Complementing these empirical extensions, mechanistic interpretability studies could reveal whether models learn explicit logical rules, statistical approximations, or hybrid representations. This would clarify the computational basis of the near-perfect syntactic performance we documented in top-tier models. Related to this, the causal relationship between reasoning capability and bias resistance remains an open question: does logical training reduce bias, or does reduced bias enable better reasoning? Controlled fine-tuning experiments could disentangle these possibilities.

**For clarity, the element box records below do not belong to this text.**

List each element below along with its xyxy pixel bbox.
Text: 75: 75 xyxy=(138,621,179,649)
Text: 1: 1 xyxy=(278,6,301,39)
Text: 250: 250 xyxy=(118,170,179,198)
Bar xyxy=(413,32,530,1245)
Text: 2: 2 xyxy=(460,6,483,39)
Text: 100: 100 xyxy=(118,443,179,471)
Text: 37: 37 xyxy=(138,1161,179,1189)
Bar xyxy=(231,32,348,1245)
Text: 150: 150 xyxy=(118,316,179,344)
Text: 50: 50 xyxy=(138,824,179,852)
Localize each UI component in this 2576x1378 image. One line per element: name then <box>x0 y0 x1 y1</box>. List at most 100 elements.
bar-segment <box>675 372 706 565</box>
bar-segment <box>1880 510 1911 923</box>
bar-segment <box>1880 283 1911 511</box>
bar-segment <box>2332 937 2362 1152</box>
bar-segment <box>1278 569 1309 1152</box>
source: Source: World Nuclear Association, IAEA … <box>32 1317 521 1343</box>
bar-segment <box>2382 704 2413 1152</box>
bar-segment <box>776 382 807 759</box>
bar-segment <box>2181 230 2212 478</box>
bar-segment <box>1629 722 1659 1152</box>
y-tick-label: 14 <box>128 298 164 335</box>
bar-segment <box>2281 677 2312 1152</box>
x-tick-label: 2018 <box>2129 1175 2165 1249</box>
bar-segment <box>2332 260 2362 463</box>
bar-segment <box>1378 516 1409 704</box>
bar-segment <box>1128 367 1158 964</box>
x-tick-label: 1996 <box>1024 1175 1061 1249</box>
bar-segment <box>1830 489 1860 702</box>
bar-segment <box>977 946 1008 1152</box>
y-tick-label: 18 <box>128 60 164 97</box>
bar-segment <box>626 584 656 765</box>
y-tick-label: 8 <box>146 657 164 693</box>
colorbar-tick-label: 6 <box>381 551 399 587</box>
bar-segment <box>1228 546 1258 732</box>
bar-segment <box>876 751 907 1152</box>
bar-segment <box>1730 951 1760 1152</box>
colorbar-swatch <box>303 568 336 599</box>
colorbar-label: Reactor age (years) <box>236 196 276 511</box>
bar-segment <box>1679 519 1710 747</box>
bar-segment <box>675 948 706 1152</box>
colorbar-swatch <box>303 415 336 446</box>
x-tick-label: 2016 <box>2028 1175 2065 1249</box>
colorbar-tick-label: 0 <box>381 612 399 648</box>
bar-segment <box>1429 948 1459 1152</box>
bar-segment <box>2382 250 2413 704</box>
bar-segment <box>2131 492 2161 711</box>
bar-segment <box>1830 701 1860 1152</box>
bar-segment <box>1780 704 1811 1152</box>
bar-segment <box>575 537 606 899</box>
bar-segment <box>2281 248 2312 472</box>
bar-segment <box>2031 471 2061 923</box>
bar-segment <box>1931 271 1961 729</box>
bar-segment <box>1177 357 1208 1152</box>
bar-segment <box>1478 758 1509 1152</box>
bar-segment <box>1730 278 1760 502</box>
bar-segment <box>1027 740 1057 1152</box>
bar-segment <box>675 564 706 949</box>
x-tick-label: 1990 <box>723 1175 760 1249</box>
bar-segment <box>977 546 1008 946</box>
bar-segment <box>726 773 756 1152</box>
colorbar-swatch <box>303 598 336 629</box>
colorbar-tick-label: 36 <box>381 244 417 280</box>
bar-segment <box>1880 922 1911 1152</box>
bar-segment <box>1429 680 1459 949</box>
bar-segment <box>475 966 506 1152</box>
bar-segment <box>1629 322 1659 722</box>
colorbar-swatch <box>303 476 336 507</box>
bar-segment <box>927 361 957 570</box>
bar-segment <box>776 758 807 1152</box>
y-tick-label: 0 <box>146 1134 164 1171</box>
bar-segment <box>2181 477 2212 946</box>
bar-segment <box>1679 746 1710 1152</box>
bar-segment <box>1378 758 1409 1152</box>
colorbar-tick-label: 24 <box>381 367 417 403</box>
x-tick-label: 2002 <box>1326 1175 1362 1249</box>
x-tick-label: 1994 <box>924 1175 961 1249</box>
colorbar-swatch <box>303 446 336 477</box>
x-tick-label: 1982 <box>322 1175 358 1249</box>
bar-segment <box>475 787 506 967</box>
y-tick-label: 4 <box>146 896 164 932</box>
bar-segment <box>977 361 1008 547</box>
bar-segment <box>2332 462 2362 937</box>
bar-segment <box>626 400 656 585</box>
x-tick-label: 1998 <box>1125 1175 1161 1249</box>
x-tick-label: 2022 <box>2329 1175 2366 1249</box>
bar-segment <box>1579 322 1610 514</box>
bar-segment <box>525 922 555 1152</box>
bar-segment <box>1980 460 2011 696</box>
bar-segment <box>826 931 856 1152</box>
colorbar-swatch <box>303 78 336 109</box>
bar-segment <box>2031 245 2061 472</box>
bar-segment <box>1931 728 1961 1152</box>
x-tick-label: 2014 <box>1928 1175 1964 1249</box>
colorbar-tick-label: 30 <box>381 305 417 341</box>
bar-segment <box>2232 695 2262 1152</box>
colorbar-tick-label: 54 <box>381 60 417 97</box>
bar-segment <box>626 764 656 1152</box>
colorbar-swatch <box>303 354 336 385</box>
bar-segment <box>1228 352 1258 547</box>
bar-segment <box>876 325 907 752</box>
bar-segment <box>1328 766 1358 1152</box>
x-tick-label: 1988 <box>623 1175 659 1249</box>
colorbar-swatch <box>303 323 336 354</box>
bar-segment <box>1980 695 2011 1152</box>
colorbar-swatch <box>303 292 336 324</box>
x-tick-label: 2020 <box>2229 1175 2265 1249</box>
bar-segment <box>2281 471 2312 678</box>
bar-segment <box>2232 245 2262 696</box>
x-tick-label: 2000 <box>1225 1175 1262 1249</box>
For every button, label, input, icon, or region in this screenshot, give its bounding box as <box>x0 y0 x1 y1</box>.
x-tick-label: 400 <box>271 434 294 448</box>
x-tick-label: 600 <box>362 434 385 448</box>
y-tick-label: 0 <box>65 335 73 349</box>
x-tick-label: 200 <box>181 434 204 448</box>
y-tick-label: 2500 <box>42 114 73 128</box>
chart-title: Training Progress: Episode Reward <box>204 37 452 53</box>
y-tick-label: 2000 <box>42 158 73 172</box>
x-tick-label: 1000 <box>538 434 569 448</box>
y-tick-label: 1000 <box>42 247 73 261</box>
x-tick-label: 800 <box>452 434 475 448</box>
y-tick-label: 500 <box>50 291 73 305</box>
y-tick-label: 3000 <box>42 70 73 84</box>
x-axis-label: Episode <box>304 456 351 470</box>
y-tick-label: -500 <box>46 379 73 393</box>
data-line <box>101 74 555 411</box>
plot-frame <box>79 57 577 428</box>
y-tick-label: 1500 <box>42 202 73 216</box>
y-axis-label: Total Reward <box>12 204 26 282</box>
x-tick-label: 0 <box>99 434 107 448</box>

Our finding that few-shot prompting degraded performance challenges conventional wisdom and warrants systematic exploration of when and why demonstration examples help versus hinder reasoning. Such investigation would inform more effective prompting strategies for logical reasoning tasks.
More broadly, our results raise a fundamental tension i.e., are we building human like reasoners or formal logic engines? This question has implications not only for model development but also for appropriate deployment contexts and expectations for LLM behavior in reasoning-intensive applications. We intend to continue this line of inquiry across other logical reasoning tasks to better understand the trajectory of the cognitive capabilities of LLM.
Acknowledgements
We thank the Indo-French Centre for the Promotion of Advanced Research (IFCPAR/CEFIPRA) for their support. This work was supported through project number CSRP-6702-2.